Category Archives: Tech Debt

Finding Functions That Are Risky to Change

In Tech Debt Detectors and Use Your First Commit to Fix CRAP I explained the concept of combining low code coverage with high code complexity to highlight functions that are risky to change. I mostly do this in my IDE to warn me before I change code, but it’s also useful to use it to do a global search for risky functions.

My main project is in typescript and uses jest and eslint. Here’s how I automated a search for risky functions.

Step 1: Get a list of high complexity functions

Note: by complexity, I am referring to the number of independent paths through a function, which is calculated by counting branches, loops, and boolean expressions.

Eslint has rule that allows you to set a maximum complexity.

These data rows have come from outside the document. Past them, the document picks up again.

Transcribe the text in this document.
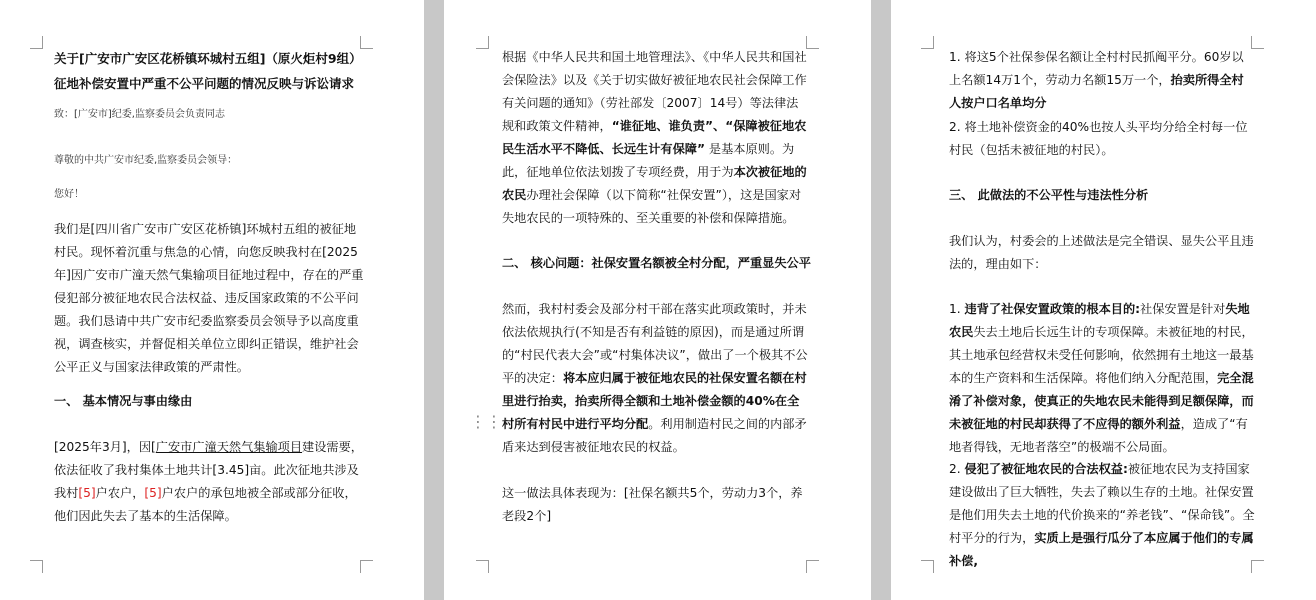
关于[广安市广安区花桥镇环城村五组]（原火炬村9组）征地补偿安置中严重不公平问题的情况反映与诉讼请求
致：[广安市]纪委,监察委员会负责同志
尊敬的中共广安市纪委,监察委员会领导：
您好！
我们是[四川省广安市广安区花桥镇]环城村五组的被征地村民。现怀着沉重与焦急的心情，向您反映我村在[2025年]因广安市广潼天然气集输项目征地过程中，存在的严重侵犯部分被征地农民合法权益、违反国家政策的不公平问题。我们恳请中共广安市纪委监察委员会领导予以高度重视，调查核实，并督促相关单位立即纠正错误，维护社会公平正义与国家法律政策的严肃性。
一、 基本情况与事由缘由
[2025年3月]，因[广安市广潼天然气集输项目建设需要，依法征收了我村集体土地共计[3.45]亩。此次征地共涉及我村[5]户农户，[5]户农户的承包地被全部或部分征收，他们因此失去了基本的生活保障。
⋮⋮
根据《中华人民共和国土地管理法》、《中华人民共和国社会保险法》以及《关于切实做好被征地农民社会保障工作有关问题的通知》（劳社部发〔2007〕14号）等法律法规和政策文件精神，“谁征地、谁负责”、“保障被征地农民生活水平不降低、长远生计有保障” 是基本原则。为此，征地单位依法划拨了专项经费，用于为本次被征地的农民办理社会保障（以下简称“社保安置”），这是国家对失地农民的一项特殊的、至关重要的补偿和保障措施。
二、 核心问题：社保安置名额被全村分配，严重显失公平
然而，我村村委会及部分村干部在落实此项政策时，并未依法依规执行(不知是否有利益链的原因)，而是通过所谓的“村民代表大会”或“村集体决议”，做出了一个极其不公平的决定：将本应归属于被征地农民的社保安置名额在村里进行抬卖，抬卖所得全额和土地补偿金额的40%在全村所有村民中进行平均分配。利用制造村民之间的内部矛盾来达到侵害被征地农民的权益。
这一做法具体表现为：[社保名额共5个，劳动力3个，养老段2个]
1. 将这5个社保参保名额让全村村民抓阄平分。60岁以上名额14万1个，劳动力名额15万一个，抬卖所得全村人按户口名单均分
2. 将土地补偿资金的40%也按人头平均分给全村每一位村民（包括未被征地的村民）。
三、 此做法的不公平性与违法性分析
我们认为，村委会的上述做法是完全错误、显失公平且违法的，理由如下：
1. 违背了社保安置政策的根本目的:社保安置是针对失地农民失去土地后长远生计的专项保障。未被征地的村民，其土地承包经营权未受任何影响，依然拥有土地这一最基本的生产资料和生活保障。将他们纳入分配范围，完全混淆了补偿对象，使真正的失地农民未能得到足额保障，而未被征地的村民却获得了不应得的额外利益，造成了“有地者得钱，无地者落空”的极端不公局面。
2. 侵犯了被征地农民的合法权益:被征地农民为支持国家建设做出了巨大牺牲，失去了赖以生存的土地。社保安置是他们用失去土地的代价换来的“养老钱”、“保命钱”。全村平分的行为，实质上是强行瓜分了本应属于他们的专属补偿,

In my package.json, I call eslint via yarn this way:

"lint": "eslint \"**/*.{ts,tsx}\""

I added a line that does this but with a complexity rule

"complexity": "eslint \"**/*.{ts,tsx}\" --rule '\"complexity\": [\"warn\", 5]'"

If I run yarn complexity, I get warnings that look like this:

347:8  warning  Async function 'dbSetUserPlanBlock' has a complexity of 6. Maximum allowed is 5  complexity

I do a bunch of bash-fu and this line produces a sorted list of function names with the highest complexity.

"complexity": "eslint \"**/*.{ts,tsx}\" --rule '\"complexity\": [\"warn\", 5]'|grep Maximum |cut -d\"'\" -f2-|sort -t' ' -k6,6nr|cut -d' ' -f1,6|cut -d\"'\" -f1 "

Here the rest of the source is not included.